Posted 3/20/2021 6:35 AM (GMT -6)
Help me understand if this is a flare!
After managing a months-long flare last year, I finally got to the point where things were calm. My problem is that my flares have appeared about annually since 2017. Mucus and gas are the first signs of a flare. Most come under control with mesalamine enemas. Last year I needed a 7-day course of steroids to get me to the point where the enemas could start to work. The concern my GI and I have is, is the Humira really working if I need to be doing the enemas so frequently. My last contact with my GI before she left the practice was, “Keep monitoring the gas, call me if you get worse and we’ll get you in for a colonoscopy before I leave.” (I was still complaining of stinky and uncomfortable gas and very mild and occasional mucus, but nothing terrible.) However, I actually improved a bit in terms of gas and the mucus cleared up. My appointment with a new GI is in May.
For the past two months the gas has been bad, but no mucus. I’ve had really normal BMs (heaven!) and zero urgency. Four weeks ago I’d had enough with the gas so I changed my diet to see if I could make it better (limited dairy, no beans, cut back on some processed food, started Phasyme pills). It kinda worked - I had some days of zero symptoms. Last Sunday, boom, diarrhea out of the blue. Crazy gurgling noises after lunch. And it hasn’t stopped. I’ve had some small formed BMs but it’s most liquid. Gas still here, smell is worse. Not much urgency, weirdly? However, I’m having cramping pain but in a place I rarely have had it before. I’m a left-sided colitis-er, so cramping for me is usually towards my side. This is transverse, up high between my diaphragm and belly button, and this is also where all the gurgling noise and sensations originate. At one point during the week I felt so terrible I took my temperature to see if I had a fever (I did not).

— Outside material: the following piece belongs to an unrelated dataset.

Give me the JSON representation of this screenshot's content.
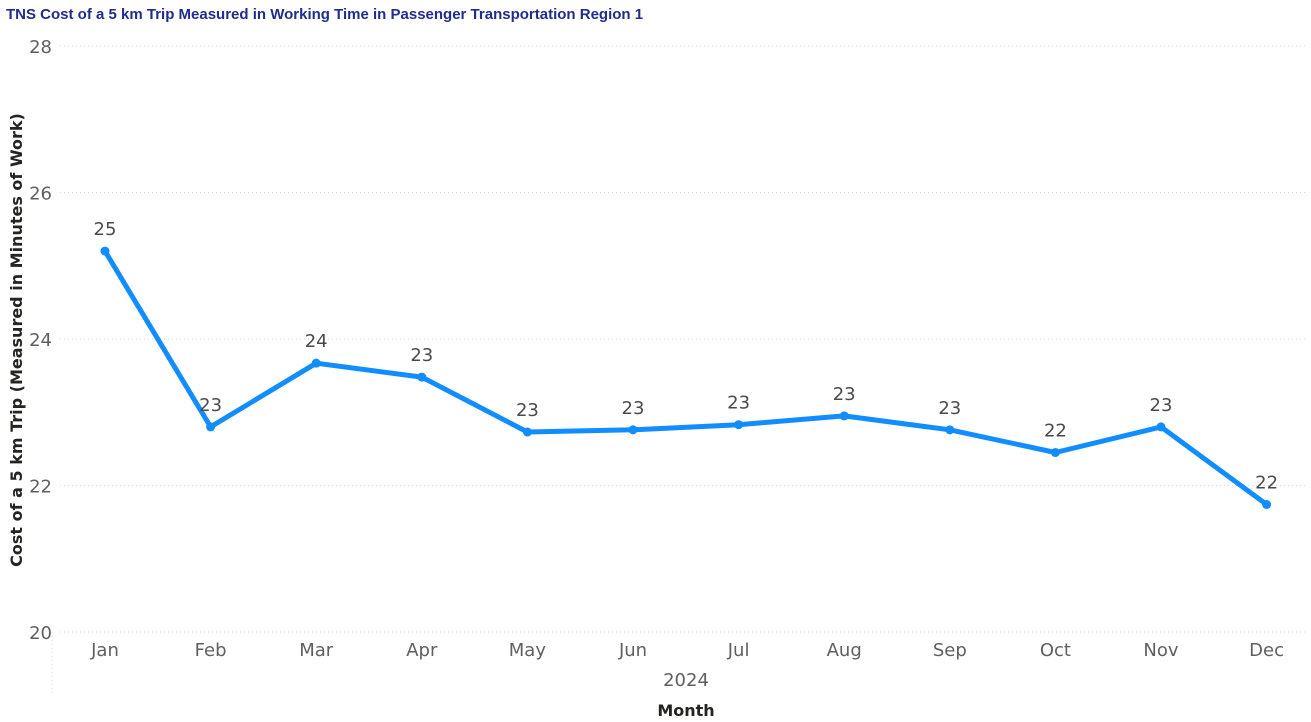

I was convinced it was a bug or bad food until Thursday, when I finally realized I may be in a flare, although mine have never started like this. I have a history of C Diff (including pseudo colitis) and these symptoms are similar, but with quarantine I can’t think of where I might have picked that up. I’ve done two nights of enemas so far.
Since I’m in limbo with doctors, I wanted to post here and get your thoughts. Flare? Anything else I can do or try? Words of reassurance or solidarity? Thanks!